There are concepts in this book that really work for me. The volume opens with two issues about “Man-Slaughter,” which pull together the major plot lines involving telefloronic technology, and Xeno. Both plots haven’t been perfectly executed throughout the series, but here they work together really well, highlighting the murkiness of X-Force as a team, along with broader Krakoan themes of environmental cohabitation and the flaws of authoritarian leadership.
The volume has more than just that, though — highlights being an adamantium surfboard, Quentin finding meaning as a babysitter, and an adamantium surfboard for Logan. It also has a reveal in “The Chronicler” that does good work in linking the Russian plot and Beast’s whole deal, but I’m afraid that’s the end of the good parts of the Russian plot.
I think all the Russia stuff works on the surface, and is an actually interesting way to use Colossus, but it ultimately comes off like Russiagate fanfic at best, and as anti-Communist or even Red Scare-y at worst. I can tell the intent is at least in part to compare and contrast X-Force to something recognizably authoritarian, but it kind of just serves to fear monger in lazy ways.
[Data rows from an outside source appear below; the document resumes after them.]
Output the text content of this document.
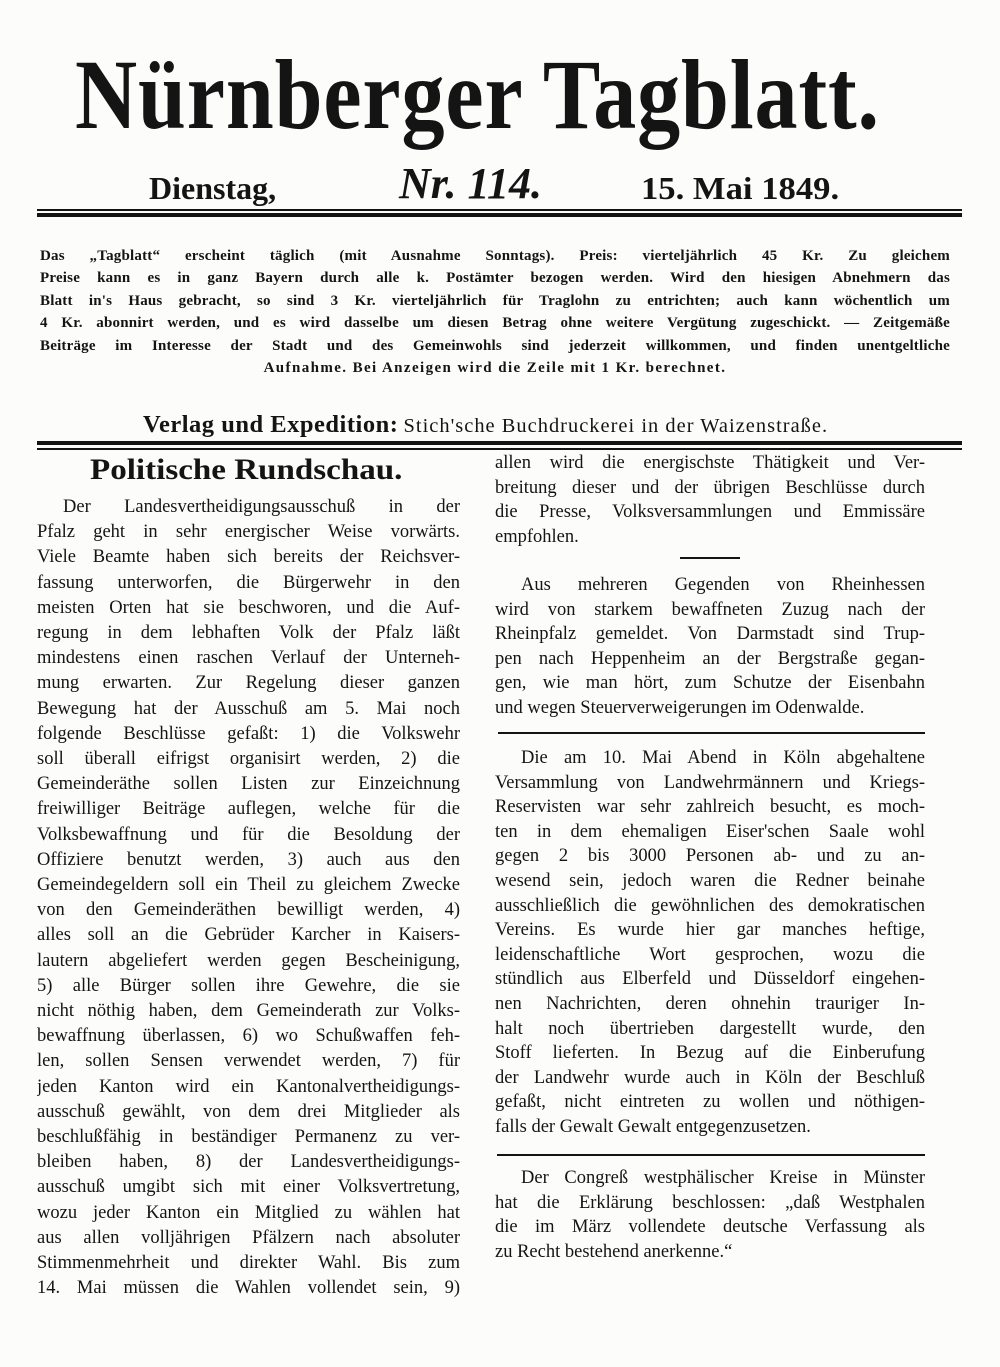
Nürnberger Tagblatt.
Dienstag,	Nr. 114.	15. Mai 1849.
Das „Tagblatt“ erscheint täglich (mit Ausnahme Sonntags). Preis: vierteljährlich 45 Kr. Zu gleichem
Preise kann es in ganz Bayern durch alle k. Postämter bezogen werden. Wird den hiesigen Abnehmern das
Blatt in's Haus gebracht, so sind 3 Kr. vierteljährlich für Traglohn zu entrichten; auch kann wöchentlich um
4 Kr. abonnirt werden, und es wird dasselbe um diesen Betrag ohne weitere Vergütung zugeschickt. — Zeitgemäße
Beiträge im Interesse der Stadt und des Gemeinwohls sind jederzeit willkommen, und finden unentgeltliche
Aufnahme. Bei Anzeigen wird die Zeile mit 1 Kr. berechnet.
Verlag und Expedition: Stich'sche Buchdruckerei in der Waizenstraße.
Politische Rundschau.
Der Landesvertheidigungsausschuß in der
Pfalz geht in sehr energischer Weise vorwärts.
Viele Beamte haben sich bereits der Reichsver-
fassung unterworfen, die Bürgerwehr in den
meisten Orten hat sie beschworen, und die Auf-
regung in dem lebhaften Volk der Pfalz läßt
mindestens einen raschen Verlauf der Unterneh-
mung erwarten. Zur Regelung dieser ganzen
Bewegung hat der Ausschuß am 5. Mai noch
folgende Beschlüsse gefaßt: 1) die Volkswehr
soll überall eifrigst organisirt werden, 2) die
Gemeinderäthe sollen Listen zur Einzeichnung
freiwilliger Beiträge auflegen, welche für die
Volksbewaffnung und für die Besoldung der
Offiziere benutzt werden, 3) auch aus den
Gemeindegeldern soll ein Theil zu gleichem Zwecke
von den Gemeinderäthen bewilligt werden, 4)
alles soll an die Gebrüder Karcher in Kaisers-
lautern abgeliefert werden gegen Bescheinigung,
5) alle Bürger sollen ihre Gewehre, die sie
nicht nöthig haben, dem Gemeinderath zur Volks-
bewaffnung überlassen, 6) wo Schußwaffen feh-
len, sollen Sensen verwendet werden, 7) für
jeden Kanton wird ein Kantonalvertheidigungs-
ausschuß gewählt, von dem drei Mitglieder als
beschlußfähig in beständiger Permanenz zu ver-
bleiben haben, 8) der Landesvertheidigungs-
ausschuß umgibt sich mit einer Volksvertretung,
wozu jeder Kanton ein Mitglied zu wählen hat
aus allen volljährigen Pfälzern nach absoluter
Stimmenmehrheit und direkter Wahl. Bis zum
14. Mai müssen die Wahlen vollendet sein, 9)
allen wird die energischste Thätigkeit und Ver-
breitung dieser und der übrigen Beschlüsse durch
die Presse, Volksversammlungen und Emmissäre
empfohlen.
Aus mehreren Gegenden von Rheinhessen
wird von starkem bewaffneten Zuzug nach der
Rheinpfalz gemeldet. Von Darmstadt sind Trup-
pen nach Heppenheim an der Bergstraße gegan-
gen, wie man hört, zum Schutze der Eisenbahn
und wegen Steuerverweigerungen im Odenwalde.
Die am 10. Mai Abend in Köln abgehaltene
Versammlung von Landwehrmännern und Kriegs-
Reservisten war sehr zahlreich besucht, es moch-
ten in dem ehemaligen Eiser'schen Saale wohl
gegen 2 bis 3000 Personen ab- und zu an-
wesend sein, jedoch waren die Redner beinahe
ausschließlich die gewöhnlichen des demokratischen
Vereins. Es wurde hier gar manches heftige,
leidenschaftliche Wort gesprochen, wozu die
stündlich aus Elberfeld und Düsseldorf eingehen-
nen Nachrichten, deren ohnehin trauriger In-
halt noch übertrieben dargestellt wurde, den
Stoff lieferten. In Bezug auf die Einberufung
der Landwehr wurde auch in Köln der Beschluß
gefaßt, nicht eintreten zu wollen und nöthigen-
falls der Gewalt Gewalt entgegenzusetzen.
Der Congreß westphälischer Kreise in Münster
hat die Erklärung beschlossen: „daß Westphalen
die im März vollendete deutsche Verfassung als
zu Recht bestehend anerkenne.“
It’s not like I want or need Russians to be depicted in a different way, but the series fails to stick the landing, and I think it makes the overall tone more awkward than intended.
That aside, there are some other questionable choices in this volume. It continues one of my biggest problems of overly focusing on Logan, even while he has a (very good!) solo series. It also makes a fairly bizarre choice of setting up a plot line that only pays off in Inferno, which then only really matters for one page, at least so far. And I could never forget one of my least favorite half issue plots of the Krakoa era: There’s a Russian Nesting Doll Inside Beast and he Needs Black Tom’s Help to Remove it! It was boring, somehow.
Ultimately, I enjoy X-Force despite its stumbles. It gets to point at the Krakoan experiment in-universe and expose its flaws. Where most X-books shy away from criticizing it, X-Force actively pulls back the curtain and names Xavier’s corruption. The team breaks Krakoa’s laws, and is ethically rotten more often than not, all in the name of national security.
X-Force is inconsistent. At times it feels fun but unimportant; others it’s important but boring. Its cynicism is necessary to balance out the utopian view some writers have of the burgeoning mutant nation, but it can feel trite given Beast‘s gradual ethical decline and X-Force’s general depiction. Even with all of that, though, I’ll keep following along. Hopefully there’ll be more Cassara next volume.